2012 will also mark the beginning of my journey to a career in fitness. I'm actually sort-of hyperventilating as I write this because I'm still the queen of self-doubt and part of me is convinced I'll fail and I really don't have an answer for what "career in fitness" means to me and I'm so scared of failing...or succeeding...or both but now I just wrote it down and it's on the internet so I have to do it. ACK!!

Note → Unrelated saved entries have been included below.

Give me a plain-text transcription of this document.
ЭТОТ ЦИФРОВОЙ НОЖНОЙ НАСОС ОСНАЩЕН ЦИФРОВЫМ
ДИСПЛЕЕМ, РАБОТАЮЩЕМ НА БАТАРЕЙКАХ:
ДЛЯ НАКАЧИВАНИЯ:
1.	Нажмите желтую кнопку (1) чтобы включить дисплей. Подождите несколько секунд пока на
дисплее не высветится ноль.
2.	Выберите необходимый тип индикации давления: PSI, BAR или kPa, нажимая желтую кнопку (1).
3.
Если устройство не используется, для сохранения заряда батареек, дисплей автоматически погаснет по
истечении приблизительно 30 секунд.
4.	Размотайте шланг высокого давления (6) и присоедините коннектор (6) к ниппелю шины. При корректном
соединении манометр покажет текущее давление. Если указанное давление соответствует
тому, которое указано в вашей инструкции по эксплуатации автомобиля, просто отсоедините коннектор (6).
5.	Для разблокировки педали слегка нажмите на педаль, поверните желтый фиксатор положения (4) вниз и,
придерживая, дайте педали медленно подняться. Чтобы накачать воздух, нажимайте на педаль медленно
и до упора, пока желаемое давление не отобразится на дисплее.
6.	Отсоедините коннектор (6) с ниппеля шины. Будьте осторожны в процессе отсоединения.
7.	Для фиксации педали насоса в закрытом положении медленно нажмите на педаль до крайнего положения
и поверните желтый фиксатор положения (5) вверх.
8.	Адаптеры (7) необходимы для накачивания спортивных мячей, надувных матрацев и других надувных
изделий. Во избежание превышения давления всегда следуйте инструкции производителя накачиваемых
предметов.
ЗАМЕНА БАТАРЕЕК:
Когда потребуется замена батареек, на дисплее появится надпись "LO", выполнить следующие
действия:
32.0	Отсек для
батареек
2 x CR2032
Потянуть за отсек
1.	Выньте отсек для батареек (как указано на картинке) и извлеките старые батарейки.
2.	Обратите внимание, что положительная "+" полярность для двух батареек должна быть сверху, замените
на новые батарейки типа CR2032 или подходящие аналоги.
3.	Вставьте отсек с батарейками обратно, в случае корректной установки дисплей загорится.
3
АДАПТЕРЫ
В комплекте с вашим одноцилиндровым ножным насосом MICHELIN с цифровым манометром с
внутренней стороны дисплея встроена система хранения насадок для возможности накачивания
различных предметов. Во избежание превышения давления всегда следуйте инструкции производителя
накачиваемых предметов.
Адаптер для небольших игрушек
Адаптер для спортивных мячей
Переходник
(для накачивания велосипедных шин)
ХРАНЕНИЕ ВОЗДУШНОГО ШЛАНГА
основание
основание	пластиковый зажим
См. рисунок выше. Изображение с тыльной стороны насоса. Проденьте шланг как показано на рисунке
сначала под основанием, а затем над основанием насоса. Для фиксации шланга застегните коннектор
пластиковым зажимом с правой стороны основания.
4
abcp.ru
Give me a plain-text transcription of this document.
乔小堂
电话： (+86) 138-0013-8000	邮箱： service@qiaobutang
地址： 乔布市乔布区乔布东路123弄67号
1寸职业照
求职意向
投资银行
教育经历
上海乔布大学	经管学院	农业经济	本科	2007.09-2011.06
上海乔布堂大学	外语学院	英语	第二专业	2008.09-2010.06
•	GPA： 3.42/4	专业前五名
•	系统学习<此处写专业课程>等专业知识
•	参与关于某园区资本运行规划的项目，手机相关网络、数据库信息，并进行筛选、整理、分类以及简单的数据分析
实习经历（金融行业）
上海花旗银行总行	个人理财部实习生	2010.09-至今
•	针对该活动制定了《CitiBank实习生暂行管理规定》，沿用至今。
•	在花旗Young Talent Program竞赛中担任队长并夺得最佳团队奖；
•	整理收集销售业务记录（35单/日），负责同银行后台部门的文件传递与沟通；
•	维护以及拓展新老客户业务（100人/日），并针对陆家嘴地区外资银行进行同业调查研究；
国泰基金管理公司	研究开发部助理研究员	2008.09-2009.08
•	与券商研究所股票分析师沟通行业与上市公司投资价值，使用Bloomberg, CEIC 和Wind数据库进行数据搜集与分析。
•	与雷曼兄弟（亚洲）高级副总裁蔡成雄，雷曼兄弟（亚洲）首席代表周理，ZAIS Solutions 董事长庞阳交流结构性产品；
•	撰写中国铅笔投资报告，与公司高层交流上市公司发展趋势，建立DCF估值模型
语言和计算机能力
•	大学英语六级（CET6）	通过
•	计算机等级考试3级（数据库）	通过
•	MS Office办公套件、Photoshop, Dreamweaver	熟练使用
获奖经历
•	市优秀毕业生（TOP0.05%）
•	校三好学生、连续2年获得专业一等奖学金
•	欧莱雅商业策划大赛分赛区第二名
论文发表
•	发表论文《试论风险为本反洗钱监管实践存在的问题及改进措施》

I am also developing a website! Okay, "developing" is a strong word, but I did buy a domain name and WILL BE developing a website, which will have my blog posts, exercise tips, recipes...what have you. And it will of course have updates throughout the year so you'll know if I've fallen off the wagon, which I won't, well maybe sometimes, but the point is, I'll be honest about it. I'll always be honest about my downs, because that is the only way I'll stay healthy forever. I'm human. I'll falter. I'll forgive myself and move on.
So that's a wrap for 2011! Thanks for reading my blog. Thanks for all the positive comments.
If you're feeling like I was in January of 2009 or in 1999, please know that life can and will get better. Just take one small step today. Tomorrow will be a little easier. I promise, you can do it. You can do it. Just believe. You can do it.